Standardized difference, before and after inverse probability of treatment weighting.
Figure 2Cumulative incidence curves for the primary end points bleeding and thromboembolic events, according to use of oral anticoagulant therapy. VKA indicates Vitamin K antagonist.

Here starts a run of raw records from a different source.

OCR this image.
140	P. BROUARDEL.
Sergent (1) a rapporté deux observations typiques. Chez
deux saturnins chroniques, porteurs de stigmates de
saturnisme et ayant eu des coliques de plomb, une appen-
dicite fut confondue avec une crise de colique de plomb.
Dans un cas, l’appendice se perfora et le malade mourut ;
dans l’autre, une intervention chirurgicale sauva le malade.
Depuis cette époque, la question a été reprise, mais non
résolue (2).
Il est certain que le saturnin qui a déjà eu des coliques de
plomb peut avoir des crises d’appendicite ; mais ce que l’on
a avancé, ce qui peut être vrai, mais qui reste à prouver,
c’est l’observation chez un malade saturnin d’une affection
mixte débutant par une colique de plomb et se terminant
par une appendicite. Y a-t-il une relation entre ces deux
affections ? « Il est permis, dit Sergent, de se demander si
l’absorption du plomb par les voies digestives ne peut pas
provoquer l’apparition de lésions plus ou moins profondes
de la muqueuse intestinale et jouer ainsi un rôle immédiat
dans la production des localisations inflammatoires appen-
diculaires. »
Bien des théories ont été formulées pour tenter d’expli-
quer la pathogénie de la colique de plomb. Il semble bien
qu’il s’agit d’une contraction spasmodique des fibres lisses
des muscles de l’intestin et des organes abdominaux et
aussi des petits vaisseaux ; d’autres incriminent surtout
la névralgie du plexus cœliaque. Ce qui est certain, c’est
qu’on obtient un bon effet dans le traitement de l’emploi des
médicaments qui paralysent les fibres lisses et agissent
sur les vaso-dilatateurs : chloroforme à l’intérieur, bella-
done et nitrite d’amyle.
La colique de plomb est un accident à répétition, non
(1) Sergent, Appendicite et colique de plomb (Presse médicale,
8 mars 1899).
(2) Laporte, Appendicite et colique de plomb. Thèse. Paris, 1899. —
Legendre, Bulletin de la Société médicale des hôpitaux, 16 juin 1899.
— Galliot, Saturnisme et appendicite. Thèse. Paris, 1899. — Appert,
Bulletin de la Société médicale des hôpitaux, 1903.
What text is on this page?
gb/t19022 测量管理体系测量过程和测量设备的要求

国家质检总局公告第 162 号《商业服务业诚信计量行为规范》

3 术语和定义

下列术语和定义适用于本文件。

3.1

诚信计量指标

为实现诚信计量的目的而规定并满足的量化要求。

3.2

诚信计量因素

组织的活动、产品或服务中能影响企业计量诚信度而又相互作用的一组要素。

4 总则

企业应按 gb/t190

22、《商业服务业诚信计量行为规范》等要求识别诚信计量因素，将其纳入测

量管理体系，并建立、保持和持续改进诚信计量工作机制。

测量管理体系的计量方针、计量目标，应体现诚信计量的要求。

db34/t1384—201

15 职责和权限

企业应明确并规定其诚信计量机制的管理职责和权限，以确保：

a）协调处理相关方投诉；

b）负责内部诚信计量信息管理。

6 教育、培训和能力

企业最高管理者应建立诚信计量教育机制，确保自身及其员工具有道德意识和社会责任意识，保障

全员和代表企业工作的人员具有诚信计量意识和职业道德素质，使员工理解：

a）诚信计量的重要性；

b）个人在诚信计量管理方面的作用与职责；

Number of Events and Event Rates Within 90 Days After Sepsis Diagnosis According to Baseline Use of OAC Therapy
| Outcomes | Warfarin Nonusers Without AF | Warfarin Users With AF | ||||
|---|---|---|---|---|---|---|
| Events | Crude Rate | Weighted Rate | Events | Crude Rate | Weighted Rate | |
| Primary outcomes | ||||||
| Any bleeding event | 3067 | 0.08 | 0.12 | 282 | 0.14 | 0.14 |
| Thromboembolic events | 791 | 0.02 | 0.03 | 76 | 0.04 | 0.04 |
| Secondary outcome | ||||||
| All‐cause mortality | 13 484 | 0.33 | 0.66 | 847 | 0.40 | 0.40 |
AF indicates atrial fibrillation; OAC, oral anticoagulant.
Figure 3Hazard rates for the association between use of oral anticoagulant therapy and sepsis outcomes. CI indicates confidence interval.